Save, make, understand money


Police to contact 70,000 bank ‘spoofing’ scam victims this week

Paloma Kubiak
Written By:
Paloma Kubiak

Tens of thousands of people will be contacted by police warning them they have fallen victim to a ‘spoofing’ scam and to report it to Action Fraud.

As part of the Metropolitan Police’s biggest ever fraud operation, it has brought down an “international one-stop spoofing shop” which saw 200,000 UK victims targeted.

The fraudulent iSpoof website allowed criminals to appear as if calling from banks, including Barclays, First Direct, Halifax, HSBC, Lloyds, Nationwide, NatWest, Santander and TSB, as well as tax offices and other official bodies as they attempted to defraud victims.

At one point, almost 20 people every minute of the day were being contacted by scammers hiding behind false identities using the site. The iSpoof website was used to make 10 million spoof calls between June 2021 and July 2022.

Victims reported losses of £48m, an average £10,000 loss each, though one victim lost £3m. However, the actual losses are likely to be much higher as “fraud is vastly underreported”, the police said, which is why it will contact potential victims to report any losses.

Meanwhile, the criminals pocketed £3.2m within 20 months as 59,000 iSpoof users paid for the service in Bitcoin.

The mass text messages are being sent to the 70,000 numbers that have already been contacted via iSpoof which the Met has linked to an identified suspect.

If it has your number, it will text you on 24 and 25 November asking you to get in touch with the Met Police and Action Fraud and help fight fraud to help bring perpetrators to justice.

A year-long multi task force operation

The Met’s Cyber Crime Unit began investigating iSpoof in June 2021 under the name of Operation Elaborate.

Scotland Yard’s Cyber Crime Unit worked with international law enforcement Europol, Eurojust, the Dutch authorities and the FBI to bring down the website this week.

In the UK, more than 100 people have been arrested, the vast majority on suspicion of fraud.

Detective Superintendent Helen Rance, who leads on cyber crime for the Met, said: “By taking down iSpoof, we have prevented further offences and stopped fraudsters targeting future victims.

“Our message to criminals who have used this website is we have your details and are working hard to locate you, regardless of where you are.”

Commissioner Sir Mark Rowley, said: “The exploitation of technology by organised criminals is one of the greatest challenges for law enforcement in the 21st century.

“Together with the support of partners across UK policing and internationally, we are reinventing the way fraud is investigated. The Met is targeting the criminals at the centre of these illicit webs that cause misery for thousands.

“By taking away the tools and systems that have enabled fraudsters to cheat innocent people at scale, this operation shows how we are determined to target corrupt individuals intent on exploiting often vulnerable victims.”

Scam epidemic how to stay safe

Laura Kankaala, consumer security expert at F-Secure said: “The operation led by Metropolitan Police is a positive step towards cracking down on bank scams. However, unfortunately this will not be the end of the phone call and text message scam epidemic because there are similar spoofing services that still exist online, and the legitimacy of these sites make it incredibly difficult for consumers to realise it’s a scam.

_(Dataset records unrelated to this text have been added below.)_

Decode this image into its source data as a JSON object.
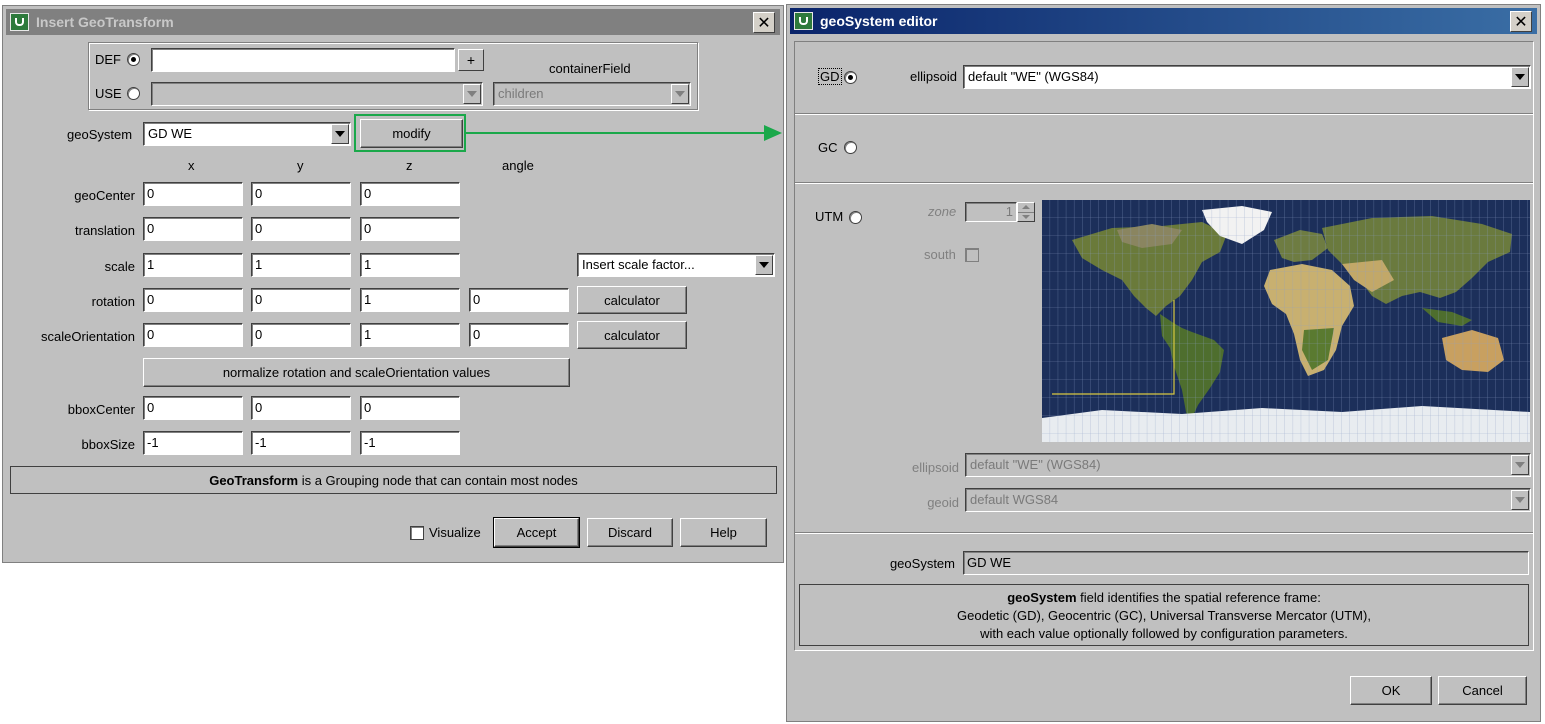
{
  "insert_dialog": {
    "title": "Insert GeoTransform",
    "def_label": "DEF",
    "def_value": "",
    "def_add": "+",
    "use_label": "USE",
    "use_value": "",
    "container_field_label": "containerField",
    "container_field_value": "children",
    "geosystem_label": "geoSystem",
    "geosystem_value": "GD WE",
    "modify_label": "modify",
    "col_headers": [
      "x",
      "y",
      "z",
      "angle"
    ],
    "rows": [
      {
        "label": "geoCenter",
        "values": [
          "0",
          "0",
          "0"
        ]
      },
      {
        "label": "translation",
        "values": [
          "0",
          "0",
          "0"
        ]
      },
      {
        "label": "scale",
        "values": [
          "1",
          "1",
          "1"
        ]
      },
      {
        "label": "rotation",
        "values": [
          "0",
          "0",
          "1",
          "0"
        ]
      },
      {
        "label": "scaleOrientation",
        "values": [
          "0",
          "0",
          "1",
          "0"
        ]
      },
      {
        "label": "bboxCenter",
        "values": [
          "0",
          "0",
          "0"
        ]
      },
      {
        "label": "bboxSize",
        "values": [
          "-1",
          "-1",
          "-1"
        ]
      }
    ],
    "scale_factor_value": "Insert scale factor...",
    "calculator_label": "calculator",
    "normalize_label": "normalize rotation and scaleOrientation values",
    "info_bold": "GeoTransform",
    "info_rest": " is a Grouping node that can contain most nodes",
    "visualize_label": "Visualize",
    "accept_label": "Accept",
    "discard_label": "Discard",
    "help_label": "Help"
  },
  "geosystem_editor": {
    "title": "geoSystem editor",
    "gd_label": "GD",
    "ellipsoid_label": "ellipsoid",
    "ellipsoid_value": "default \"WE\" (WGS84)",
    "gc_label": "GC",
    "utm_label": "UTM",
    "zone_label": "zone",
    "zone_value": "1",
    "south_label": "south",
    "utm_ellipsoid_label": "ellipsoid",
    "utm_ellipsoid_value": "default \"WE\" (WGS84)",
    "geoid_label": "geoid",
    "geoid_value": "default WGS84",
    "geosystem_label": "geoSystem",
    "geosystem_value": "GD WE",
    "info_bold": "geoSystem",
    "info_line1_rest": " field identifies the spatial reference frame:",
    "info_line2": "Geodetic (GD), Geocentric (GC), Universal Transverse Mercator (UTM),",
    "info_line3": "with each value optionally followed by configuration parameters.",
    "ok_label": "OK",
    "cancel_label": "Cancel"
  },
  "colors": {
    "dialog_bg": "#c0c0c0",
    "annotation_green": "#1aa84a",
    "ocean": "#1c2f5a",
    "active_title": "#0a246a"
  }
}
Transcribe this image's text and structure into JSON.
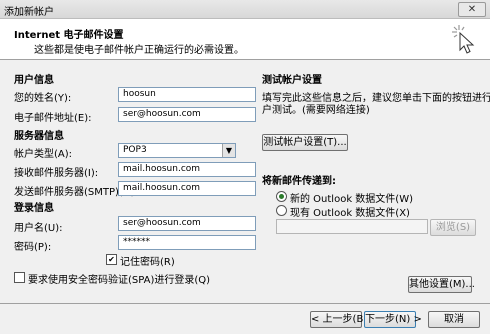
{
  "window": {
    "title": "添加新帐户",
    "close": "✕"
  },
  "header": {
    "title": "Internet 电子邮件设置",
    "desc": "这些都是使电子邮件帐户正确运行的必需设置。"
  },
  "user_info": {
    "heading": "用户信息",
    "name_label": "您的姓名(Y):",
    "name_value": "hoosun",
    "email_label": "电子邮件地址(E):",
    "email_value": "ser@hoosun.com"
  },
  "server_info": {
    "heading": "服务器信息",
    "account_type_label": "帐户类型(A):",
    "account_type_value": "POP3",
    "incoming_label": "接收邮件服务器(I):",
    "incoming_value": "mail.hoosun.com",
    "outgoing_label": "发送邮件服务器(SMTP)(O):",
    "outgoing_value": "mail.hoosun.com"
  },
  "login_info": {
    "heading": "登录信息",
    "username_label": "用户名(U):",
    "username_value": "ser@hoosun.com",
    "password_label": "密码(P):",
    "password_value": "******",
    "remember_label": "记住密码(R)",
    "remember_checked": true,
    "spa_label": "要求使用安全密码验证(SPA)进行登录(Q)",
    "spa_checked": false
  },
  "test": {
    "heading": "测试帐户设置",
    "desc_line1": "填写完此这些信息之后，建议您单击下面的按钮进行帐",
    "desc_line2": "户测试。(需要网络连接)",
    "button": "测试帐户设置(T)..."
  },
  "deliver": {
    "heading": "将新邮件传递到:",
    "new_file": "新的 Outlook 数据文件(W)",
    "existing_file": "现有 Outlook 数据文件(X)",
    "selected": "new_file",
    "browse": "浏览(S)"
  },
  "footer": {
    "more_settings": "其他设置(M)...",
    "back": "< 上一步(B)",
    "next": "下一步(N) >",
    "cancel": "取消"
  }
}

“There are ways to reduce the risk of receiving fraudulent calls. We’d urge everyone to talk to their phone provider and ask about the call blocking and privacy settings that are available. In some cases, there may be an additional fee on your monthly bill, but some may be free to use so it’s worth asking. There are also blocking features in settings on most smartphones so do look at that too. For landlines, there are ways to opt out of unsolicited calls, so it’s worth looking online at what is available.

“If you find yourself in an unfortunate situation where you think you could be being scammed, hang up immediately. Never give out personal information such as bank details, address, date of birth or pin numbers, over the phone. Explain that you’ll get in touch with them to progress the matter. If the call feels pressured and urgent, for example, the caller says your bank account is being compromised and you must act immediately, just say you’ll end the call but get in touch with your bank yourself straight after.

“If you happen to fall victim to a scam, make sure to file a police report and immediately contact your bank.”